Plaintiff Colony Insurance Co.’s motion for summary judgment was denied by Judge Susan Illston of the U.S. District Court for the Northern District of California on April 15 in its case against Mt. Hawley Insurance Co. Mt. Hawley’s motion for summary judgment was granted.
A hearing for both parties was held just a few days before the decision was ordered.
The ruling states in December 2017, Colony Insurance Co. filed a lawsuit against Mt. Hawley Insurance Co. and Gemini Insurance Co. in Alameda County Superior Court. The case was moved to the federal district court by Mt. Hawley and amended several times by Colony to include additional insurance companies as defendants.
One of the new complaints stated that the plaintiff and the defendants issued one or more insurance policies to Pro Craft Builders, Procraft Builders, Promax Builders Inc. and Pro-Max Construction (PB). The plaintiff alleges that all the policies had similar language and provided coverage for “property damage,” according to the ruling.

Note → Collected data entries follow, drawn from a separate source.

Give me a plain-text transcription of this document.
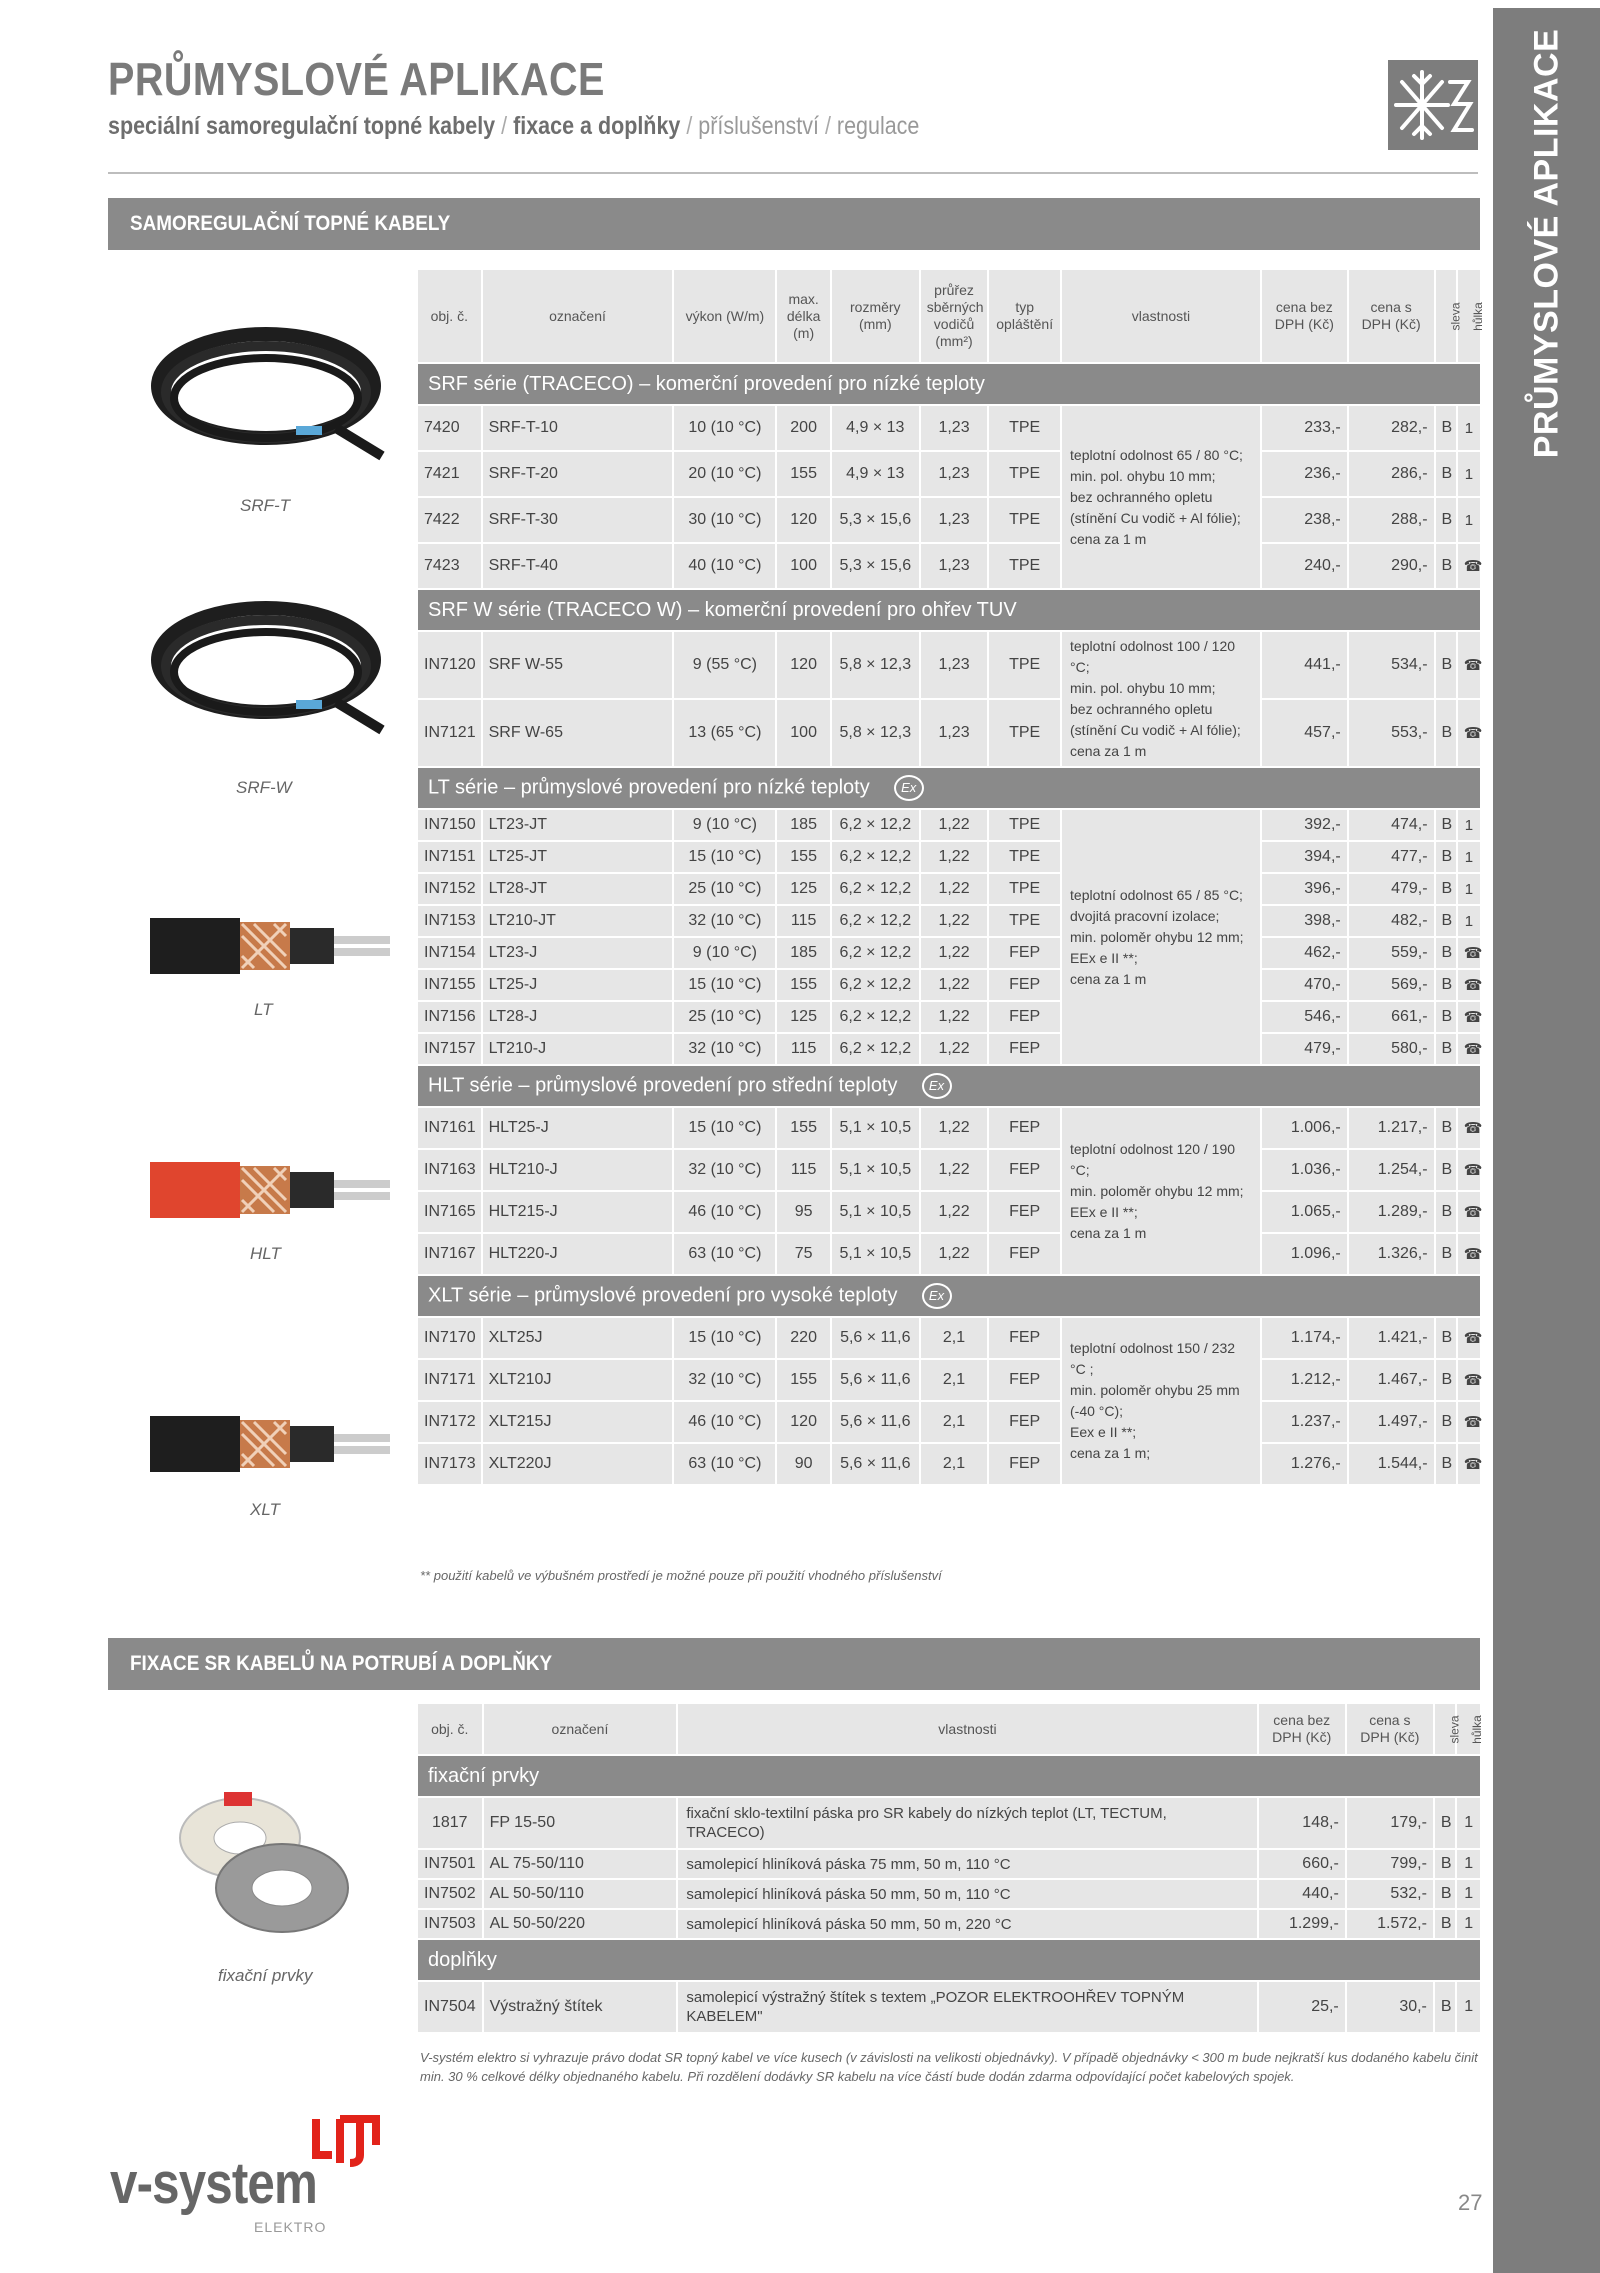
PRŮMYSLOVÉ APLIKACE
speciální samoregulační topné kabely / fixace a doplňky / příslušenství / regulace	PRŮMYSLOVÉ APLIKACE
SAMOREGULAČNÍ TOPNÉ KABELY
SRF-T
SRF-W
LT
HLT
XLT
obj. č.	označení	výkon (W/m)	max. délka (m)	rozměry (mm)	průřez sběrných vodičů (mm²)	typ opláštění	vlastnosti	cena bez DPH (Kč)	cena s DPH (Kč)	sleva	hůlka
SRF série (TRACECO) – komerční provedení pro nízké teploty											
7420	SRF-T-10	10 (10 °C)	200	4,9 × 13	1,23	TPE	teplotní odolnost 65 / 80 °C;
min. pol. ohybu 10 mm;
bez ochranného opletu
(stínění Cu vodič + Al fólie);
cena za 1 m	233,-	282,-	B	1
7421	SRF-T-20	20 (10 °C)	155	4,9 × 13	1,23	TPE		236,-	286,-	B	1
7422	SRF-T-30	30 (10 °C)	120	5,3 × 15,6	1,23	TPE		238,-	288,-	B	1
7423	SRF-T-40	40 (10 °C)	100	5,3 × 15,6	1,23	TPE		240,-	290,-	B	☎
SRF W série (TRACECO W) – komerční provedení pro ohřev TUV											
IN7120	SRF W-55	9 (55 °C)	120	5,8 × 12,3	1,23	TPE	teplotní odolnost 100 / 120 °C;
min. pol. ohybu 10 mm;
bez ochranného opletu
(stínění Cu vodič + Al fólie);
cena za 1 m	441,-	534,-	B	☎
IN7121	SRF W-65	13 (65 °C)	100	5,8 × 12,3	1,23	TPE		457,-	553,-	B	☎
LT série – průmyslové provedení pro nízké teploty Ex											
IN7150	LT23-JT	9 (10 °C)	185	6,2 × 12,2	1,22	TPE	teplotní odolnost 65 / 85 °C;
dvojitá pracovní izolace;
min. poloměr ohybu 12 mm;
EEx e II **;
cena za 1 m	392,-	474,-	B	1
IN7151	LT25-JT	15 (10 °C)	155	6,2 × 12,2	1,22	TPE		394,-	477,-	B	1
IN7152	LT28-JT	25 (10 °C)	125	6,2 × 12,2	1,22	TPE		396,-	479,-	B	1
IN7153	LT210-JT	32 (10 °C)	115	6,2 × 12,2	1,22	TPE		398,-	482,-	B	1
IN7154	LT23-J	9 (10 °C)	185	6,2 × 12,2	1,22	FEP		462,-	559,-	B	☎
IN7155	LT25-J	15 (10 °C)	155	6,2 × 12,2	1,22	FEP		470,-	569,-	B	☎
IN7156	LT28-J	25 (10 °C)	125	6,2 × 12,2	1,22	FEP		546,-	661,-	B	☎
IN7157	LT210-J	32 (10 °C)	115	6,2 × 12,2	1,22	FEP		479,-	580,-	B	☎
HLT série – průmyslové provedení pro střední teploty Ex											
IN7161	HLT25-J	15 (10 °C)	155	5,1 × 10,5	1,22	FEP	teplotní odolnost 120 / 190 °C;
min. poloměr ohybu 12 mm;
EEx e II **;
cena za 1 m	1.006,-	1.217,-	B	☎
IN7163	HLT210-J	32 (10 °C)	115	5,1 × 10,5	1,22	FEP		1.036,-	1.254,-	B	☎
IN7165	HLT215-J	46 (10 °C)	95	5,1 × 10,5	1,22	FEP		1.065,-	1.289,-	B	☎
IN7167	HLT220-J	63 (10 °C)	75	5,1 × 10,5	1,22	FEP		1.096,-	1.326,-	B	☎
XLT série – průmyslové provedení pro vysoké teploty Ex											
IN7170	XLT25J	15 (10 °C)	220	5,6 × 11,6	2,1	FEP	teplotní odolnost 150 / 232 °C ;
min. poloměr ohybu 25 mm
(-40 °C);
Eex e II **;
cena za 1 m;	1.174,-	1.421,-	B	☎
IN7171	XLT210J	32 (10 °C)	155	5,6 × 11,6	2,1	FEP		1.212,-	1.467,-	B	☎
IN7172	XLT215J	46 (10 °C)	120	5,6 × 11,6	2,1	FEP		1.237,-	1.497,-	B	☎
IN7173	XLT220J	63 (10 °C)	90	5,6 × 11,6	2,1	FEP		1.276,-	1.544,-	B	☎
** použití kabelů ve výbušném prostředí je možné pouze při použití vhodného příslušenství
FIXACE SR KABELŮ NA POTRUBÍ A DOPLŇKY
fixační prvky
obj. č.	označení	vlastnosti	cena bez DPH (Kč)	cena s DPH (Kč)	sleva	hůlka
fixační prvky						
1817	FP 15-50	fixační sklo-textilní páska pro SR kabely do nízkých teplot (LT, TECTUM, TRACECO)	148,-	179,-	B	1
IN7501	AL 75-50/110	samolepicí hliníková páska 75 mm, 50 m, 110 °C	660,-	799,-	B	1
IN7502	AL 50-50/110	samolepicí hliníková páska 50 mm, 50 m, 110 °C	440,-	532,-	B	1
IN7503	AL 50-50/220	samolepicí hliníková páska 50 mm, 50 m, 220 °C	1.299,-	1.572,-	B	1
doplňky						
IN7504	Výstražný štítek	samolepicí výstražný štítek s textem „POZOR ELEKTROOHŘEV TOPNÝM KABELEM"	25,-	30,-	B	1
V-systém elektro si vyhrazuje právo dodat SR topný kabel ve více kusech (v závislosti na velikosti objednávky). V případě objednávky < 300 m bude nejkratší kus dodaného kabelu činit min. 30 % celkové délky objednaného kabelu. Při rozdělení dodávky SR kabelu na více částí bude dodán zdarma odpovídající počet kabelových spojek.
v-system
ELEKTRO
27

The ruling states that the PB parties were sued in 2015 in the Contempo cross-action and PB tendered a claim to the plaintiff and defendant. Colony provided a defense and the defendant denied coverage.
“The [third amended complaint] alleges claims for equitable contribution and declaratory relief. Colony has reached settlements with all defendants except Mt. Hawley. Now before the court are cross-motions for summary judgment filed by Colony and Mt. Hawley,” Illston wrote.

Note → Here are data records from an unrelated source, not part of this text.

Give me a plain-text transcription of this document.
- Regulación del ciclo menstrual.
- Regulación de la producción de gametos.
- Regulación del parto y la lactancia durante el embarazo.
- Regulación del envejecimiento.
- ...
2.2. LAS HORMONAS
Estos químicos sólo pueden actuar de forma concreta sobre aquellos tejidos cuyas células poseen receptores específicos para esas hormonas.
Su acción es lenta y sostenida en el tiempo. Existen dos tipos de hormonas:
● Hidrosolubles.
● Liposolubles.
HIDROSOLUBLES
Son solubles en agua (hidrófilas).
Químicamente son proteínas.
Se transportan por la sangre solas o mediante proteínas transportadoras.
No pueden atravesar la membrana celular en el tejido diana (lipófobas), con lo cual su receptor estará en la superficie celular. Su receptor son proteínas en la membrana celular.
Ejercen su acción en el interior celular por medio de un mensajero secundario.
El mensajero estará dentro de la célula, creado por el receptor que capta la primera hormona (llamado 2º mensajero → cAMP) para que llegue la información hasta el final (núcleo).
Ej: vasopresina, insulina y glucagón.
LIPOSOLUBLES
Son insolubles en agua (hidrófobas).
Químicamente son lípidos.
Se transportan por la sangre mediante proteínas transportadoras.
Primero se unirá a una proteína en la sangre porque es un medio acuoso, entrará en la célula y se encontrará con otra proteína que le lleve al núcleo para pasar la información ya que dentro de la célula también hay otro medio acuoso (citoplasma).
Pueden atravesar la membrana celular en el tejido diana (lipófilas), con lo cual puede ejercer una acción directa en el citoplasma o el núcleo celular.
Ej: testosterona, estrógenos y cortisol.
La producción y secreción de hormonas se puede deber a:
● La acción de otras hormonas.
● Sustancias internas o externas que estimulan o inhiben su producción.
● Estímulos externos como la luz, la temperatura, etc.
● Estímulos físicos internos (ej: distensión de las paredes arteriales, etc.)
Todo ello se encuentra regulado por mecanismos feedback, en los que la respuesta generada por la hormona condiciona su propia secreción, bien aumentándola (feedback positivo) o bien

In filing a motion for summary judgment, the ruling states the moving party must only show to the court that there is not enough evidence to support the non-moving party’s case.

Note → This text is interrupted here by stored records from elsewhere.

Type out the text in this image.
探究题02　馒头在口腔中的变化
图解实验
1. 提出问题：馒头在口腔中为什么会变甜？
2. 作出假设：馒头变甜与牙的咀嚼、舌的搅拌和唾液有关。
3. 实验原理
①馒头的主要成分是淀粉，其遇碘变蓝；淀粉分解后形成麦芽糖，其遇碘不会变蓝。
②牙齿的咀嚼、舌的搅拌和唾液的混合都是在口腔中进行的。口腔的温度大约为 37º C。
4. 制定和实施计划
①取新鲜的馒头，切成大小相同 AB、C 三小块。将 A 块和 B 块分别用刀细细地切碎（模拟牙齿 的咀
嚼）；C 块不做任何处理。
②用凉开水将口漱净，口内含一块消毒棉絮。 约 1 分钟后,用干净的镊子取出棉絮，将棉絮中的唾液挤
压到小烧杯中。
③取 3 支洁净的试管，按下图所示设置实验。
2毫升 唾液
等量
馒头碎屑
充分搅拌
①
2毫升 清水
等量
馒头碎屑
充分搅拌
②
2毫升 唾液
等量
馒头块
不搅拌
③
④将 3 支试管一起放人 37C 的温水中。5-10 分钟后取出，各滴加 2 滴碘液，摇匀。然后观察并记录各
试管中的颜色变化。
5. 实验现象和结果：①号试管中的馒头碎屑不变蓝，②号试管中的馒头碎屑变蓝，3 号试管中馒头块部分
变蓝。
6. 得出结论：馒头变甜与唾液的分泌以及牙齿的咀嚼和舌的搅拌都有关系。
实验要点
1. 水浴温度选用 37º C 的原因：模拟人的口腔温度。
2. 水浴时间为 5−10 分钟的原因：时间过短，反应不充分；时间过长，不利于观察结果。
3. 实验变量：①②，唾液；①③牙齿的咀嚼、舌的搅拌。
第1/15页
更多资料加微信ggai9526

“The moving party, however, has no burden to disprove matters on which the non-moving party will have the burden of proof at trial,” Illston wrote.
Mt. Hawley argued that they properly denied coverage in August 2015. The court concluded that there were no facts presented by Colony that the denial was done improperly.
“The court agrees with Mt. Hawley and concludes that Mt. Hawley properly denied the claim and therefore did not and does not have a duty to defend PB in the Contempo cross-action,” according to the ruling.
Colony tried to counter the argument by asserting that its cross-complaint of alleged property damage was enough to raise coverage, which would shift the responsibility to Mt. Hawley. The court was not persuaded that Colony or PB was burdened with property damage.